Letture: Sir 48,1-4.9-11; Sal 79; Mt 17,10-13

Riflessione biblica

 “Sì, verrà Elia e ristabilirà ogni cosa. Ma io vi dico: Elia è già venuto e non l’hanno riconosciuto; anzi, hanno fatto di lui quello che hanno voluto” (Mt 17,10-13). Tutti gli Ebrei credenti attendono il ritorno di Elia, il profeta escatologico degli ultimi tempi, “designato a rimproverare i tempi futuri, per placare l’ira prima che divampi, per ricondurre il cuore del padre verso il figlio e ristabilire le tribù di Giacobbe” (Sir 48,10). Di più: “Ecco, io invierò il profeta Elia prima che giunga il giorno grande e terribile del Signore: egli convertirà il cuore dei padri verso i figli e il cuore dei figli verso i padri, perché io, venendo, non colpisca la terra con lo sterminio” (Mal 3,23-24). Ma Gesù, alludendo a Giovanni Battista, affermò: “Elia è già venuto e non l’hanno riconosciuto; anzi, hanno fatto di lui quello che hanno voluto”. La sua testimonianza è importante per la nostra vita secondo lo Spirito: fu profeta di Dio, uomo di vita austera, testimone di Gesù. Profeta di Dio: “Vedendo Gesù venire verso di lui, disse: Ecco l’agnello di Dio, colui che toglie il peccato del mondo!” (Gv 1,29). E con lo stesso zelo e con la stessa potenza di Elia (Lc 1,17), predicò la conversione del cuore e di fare frutti degni di penitenza. Uomo di vita austera: “Giovanni venne a voi sulla via della giustizia, e non gli avete creduto né pentiti” (Mt 21,32); egli ci sia modello per attendere Gesù con amore e in santità di vita, “rinnovandoci nello spirito della nostra mente e rivestendo l’uomo nuovo, creato secondo Dio nella giustizia e nella vera santità” (Ef 4,23-24). Testimone di Gesù: “Colui sul quale vedrai discendere e rimanere lo Spirito, è lui che battezza nello Spirito Santo. E io ho visto e ho testimoniato che questi è il Figlio di Dio” (Gv 1,33). E dichiarò con fermezza ed umiltà: “Non sono io il Cristo”, ma: sono stato mandato avanti a lui. Lui deve crescere; io diminuire” (Gv 3,28.30).

Lettura esistenziale

“Ma io vi dico: Elia è già venuto e non l’hanno riconosciuto; anzi, l’hanno trattato come hanno voluto. Così anche il Figlio dell’uomo dovrà soffrire per opera loro» (Mt 17, 12). Annunciando ai suoi discepoli che dovrà soffrire ed essere messo a morte prima di risuscitare, Gesù vuol far loro comprendere chi Egli è in verità: un Messia sofferente, un Messia servo, e non un liberatore politico onnipotente. È il Servo obbediente alla volontà del Padre suo.
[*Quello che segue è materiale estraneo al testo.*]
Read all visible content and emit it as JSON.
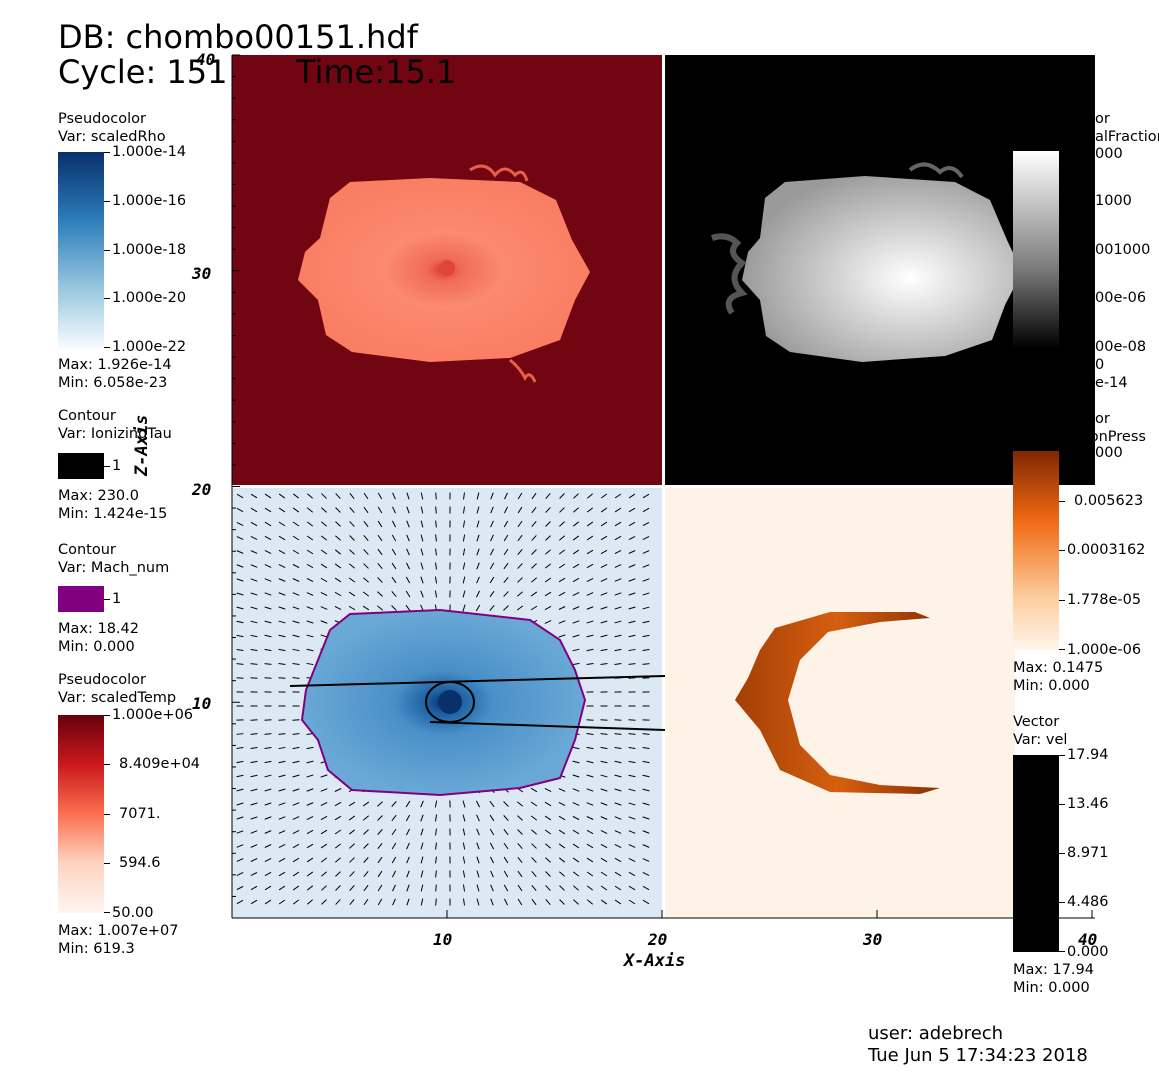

Obbediente fino a donare la propria vita. Così Gesù va contro quanto molti si aspettavano da lui. La sua affermazione è shoccante e sconcertante. Porsi alla sequela di Gesù significa prendere la propria croce per accompagnarlo nel suo cammino, un cammino scomodo che non è quello del potere o della gloria terrena, ma quello che conduce necessariamente a rinunciare a se stessi, a perdere la propria vita per Cristo e il Vangelo, al fine di salvarla. Poiché siamo certi che questa via conduce alla risurrezione, alla vita vera e definitiva con Dio. Decidere di accompagnare Gesù Cristo che si è fatto il Servo di tutti esige un’intimità sempre più grande con Lui, ponendosi all’ascolto attento della sua Parola per attingervi l’ispirazione del nostro agire.